A simple trip to the grocery store can turn into a real learning experience for your preschooler. Here are some tips to build literacy and math skills while shopping.

A simple trip to the grocery store can turn into a real learning experience for your preschooler. Below are some easy ways to build literacy and math skills while getting your shopping done at the same time!

Focus on reading readiness skills

Choose a letter as you’re walking into the store. Make a game of finding things in the store that start with that letter. For example, for the letter “p” you could find peanuts, popcorn, pineapple, paper and pizza. Emphasize the letter “p” and the sound it makes with each of your “p” words.

Environmental print is the print of everyday life.
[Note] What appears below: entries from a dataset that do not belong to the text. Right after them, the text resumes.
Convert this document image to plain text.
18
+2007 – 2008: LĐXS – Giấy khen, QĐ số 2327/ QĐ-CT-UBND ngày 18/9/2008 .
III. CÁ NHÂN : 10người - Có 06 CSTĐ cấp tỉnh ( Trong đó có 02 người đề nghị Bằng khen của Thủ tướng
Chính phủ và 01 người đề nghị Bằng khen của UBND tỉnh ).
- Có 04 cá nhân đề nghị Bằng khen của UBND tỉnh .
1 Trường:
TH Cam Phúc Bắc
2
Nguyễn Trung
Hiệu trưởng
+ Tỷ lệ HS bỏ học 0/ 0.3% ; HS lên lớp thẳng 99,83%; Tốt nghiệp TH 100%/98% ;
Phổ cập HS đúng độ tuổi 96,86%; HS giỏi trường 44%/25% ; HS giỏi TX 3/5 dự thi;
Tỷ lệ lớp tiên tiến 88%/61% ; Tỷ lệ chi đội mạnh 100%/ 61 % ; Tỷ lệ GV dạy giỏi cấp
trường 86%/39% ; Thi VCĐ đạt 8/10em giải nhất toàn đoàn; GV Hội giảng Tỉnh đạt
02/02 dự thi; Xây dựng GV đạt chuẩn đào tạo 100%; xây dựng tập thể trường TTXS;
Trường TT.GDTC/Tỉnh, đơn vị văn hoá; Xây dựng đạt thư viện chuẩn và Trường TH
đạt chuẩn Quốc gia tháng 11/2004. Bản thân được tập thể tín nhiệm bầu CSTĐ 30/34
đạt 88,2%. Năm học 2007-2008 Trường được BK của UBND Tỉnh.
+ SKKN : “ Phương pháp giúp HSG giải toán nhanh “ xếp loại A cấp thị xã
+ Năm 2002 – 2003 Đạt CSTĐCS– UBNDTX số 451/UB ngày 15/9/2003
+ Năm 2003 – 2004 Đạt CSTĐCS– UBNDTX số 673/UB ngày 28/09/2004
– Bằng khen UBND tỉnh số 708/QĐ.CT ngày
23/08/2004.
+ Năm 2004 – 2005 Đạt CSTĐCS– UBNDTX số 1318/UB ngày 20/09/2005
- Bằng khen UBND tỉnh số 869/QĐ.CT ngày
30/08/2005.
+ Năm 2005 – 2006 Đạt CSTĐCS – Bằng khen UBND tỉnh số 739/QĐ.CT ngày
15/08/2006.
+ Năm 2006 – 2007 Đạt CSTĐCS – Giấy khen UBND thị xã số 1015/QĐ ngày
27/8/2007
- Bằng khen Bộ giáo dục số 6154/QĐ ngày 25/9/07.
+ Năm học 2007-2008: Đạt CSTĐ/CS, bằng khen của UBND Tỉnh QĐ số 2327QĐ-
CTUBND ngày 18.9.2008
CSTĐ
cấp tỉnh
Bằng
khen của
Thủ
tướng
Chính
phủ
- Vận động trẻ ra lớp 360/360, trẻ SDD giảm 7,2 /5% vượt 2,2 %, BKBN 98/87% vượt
This includes familiar symbols, words, and numbers found on signs, billboards, coupons, and stores. They are a natural way for children to learn that print carries meaning. Their understanding that the big K means Kmart and that the Dannon label means yogurt is a first step toward learning to read.

Focus on vocabulary skills

Position words are used every day at home and in the classroom. Use the items on the grocery shelf to give your child practice finding something above their belly button, below their nose, on the bottom shelf, and between other items on a shelf.

Opportunities to use superlatives, those little endings that help describe size, are all around the grocery store. Have your child find a big fruit, a bigger fruit and the biggest fruit in the produce section. What’s the smallest item in the cart? The largest item?

Focus on math skills

Ask your child, “How many apples do we need so each person in the family gets one?” Encourage him to use his fingers to count the number of people in the family and how many apples to buy. Have him count the apples as you put them into the bag.

Look for shapes (e.g., circles, rectangles, or triangles) as you go through the store. Play a game with your child. Find a shape, such as the rectangle on the front of a cereal box, and then look for other items with the same shape.

You don’t have to do all of these things each time you’re at the store, but while you’re there, find creative ways to turn your grocery store into a fun place of learning.